Riuscire a trasformare un periodo della storia europea e dell’umanità in generale in un film delicato e positivo è un esercizio quasi impossibile. L’autore del libro “Storia di una ladra di libri” Markus Zusak con la storia, e il regista del film Bian Percival con le sue inquadrature, ci pongono davanti uno scenario in equilibrio possente sulla pazzia del momento storico della seconda guerra mondiale e la capacità di far fronte alle difficoltà quotidiane. Abituati al solito approccio sui film sull’Olocausto di come hanno vissuto la tragedia ebrei ed oppressi, qui ci troviamo con l’obiettivo della telecamera ed interpretativo rovesciato.
Il punto di vista è quello di una famiglia media tedesca, che vive il nazismo subendolo e opponendosi come riesce alla banalità del male.

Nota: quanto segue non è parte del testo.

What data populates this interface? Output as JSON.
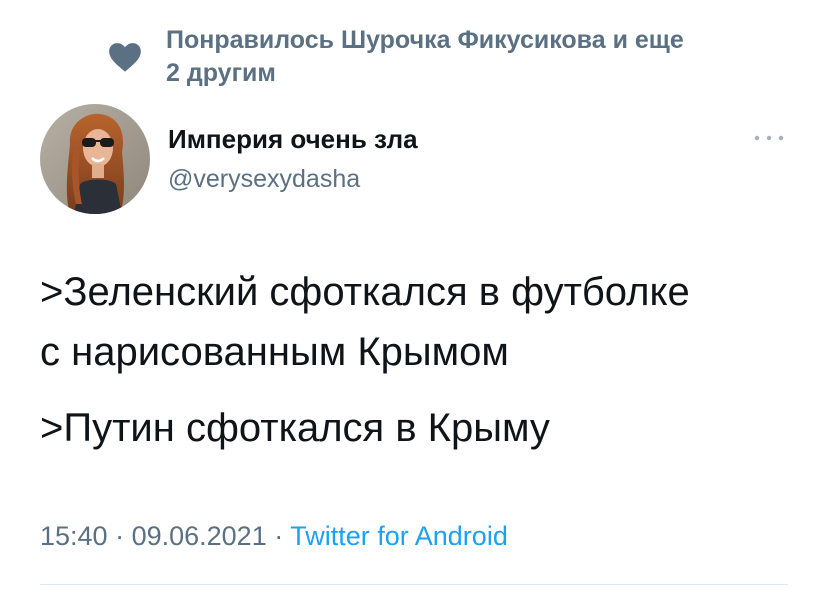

Il titolo e l’intero svolgimento sono interconnessi da un filo sottile e magico che è la lettura, il piacere di sentire le storie facendole scorrere tra gli occhi e le pagine del libro come una pellicola di film, sentendole nell’aria, assaporandole sulle labbra quando si girano le pagine.
Il rubare libri è una necessità in un mondo che li brucia e Liesel, la protagonista, è costretta a farlo. Costretta dagli eventi, costretta dalla sua curiosità così pressante da poter essere solo adolescenziale. E dall’adolescenza ne esce con una chiarezza interpretativa del mondo, senza eguali. Il tra le righe di un libro diventa il tra le righe delle frasi non dette nella Germania nazista in cui vive. Alla domanda postale: Tu rubi libri? Perché? Lei candidamente risponde: Quando la vita ti deruba, a volte devi restituire il favore.
Il padre adottivo interpretato da uno splendido Geoffrey Rush (ex protagonista de “La migliore offerta”) è una figura che si muove incerta nelle vicissitudini di una vita così drammatica ma proprio per questa sua “fragilità” umana, rimane potente. Completa il quadro un personaggio onirico e ben cesellato. E’ il narratore nascosto, “La morte”, che all’inizio può sembrare solo una citazione di maniera, elemento macabro ma nello svolgimento della narrazione si trasforma in un vero e proprio Caronte bonario. Ti mette a tuo agio, ti da dei consigli su come vivere i momenti più incerti come il trapasso ed alla fine confessa il suo vero problema: “ l’unica verità che realmente conosco è che sono perseguitato dagli uomini.”
In un mondo di tablet e smartphone, un film incentrato sulla bellezza del leggere e la necessità del confronto, sembra un richiamo nostalgico. Uscendo dalla sala però, esso diventa una necessità da vivere ogni giorno, nella disperata ricerca di quello che ci accomuna: passioni, condivisione, fisicità…..scusate devo lasciarvi mi è appena arrivato un sms su Whatsapp e una foto su Istagram.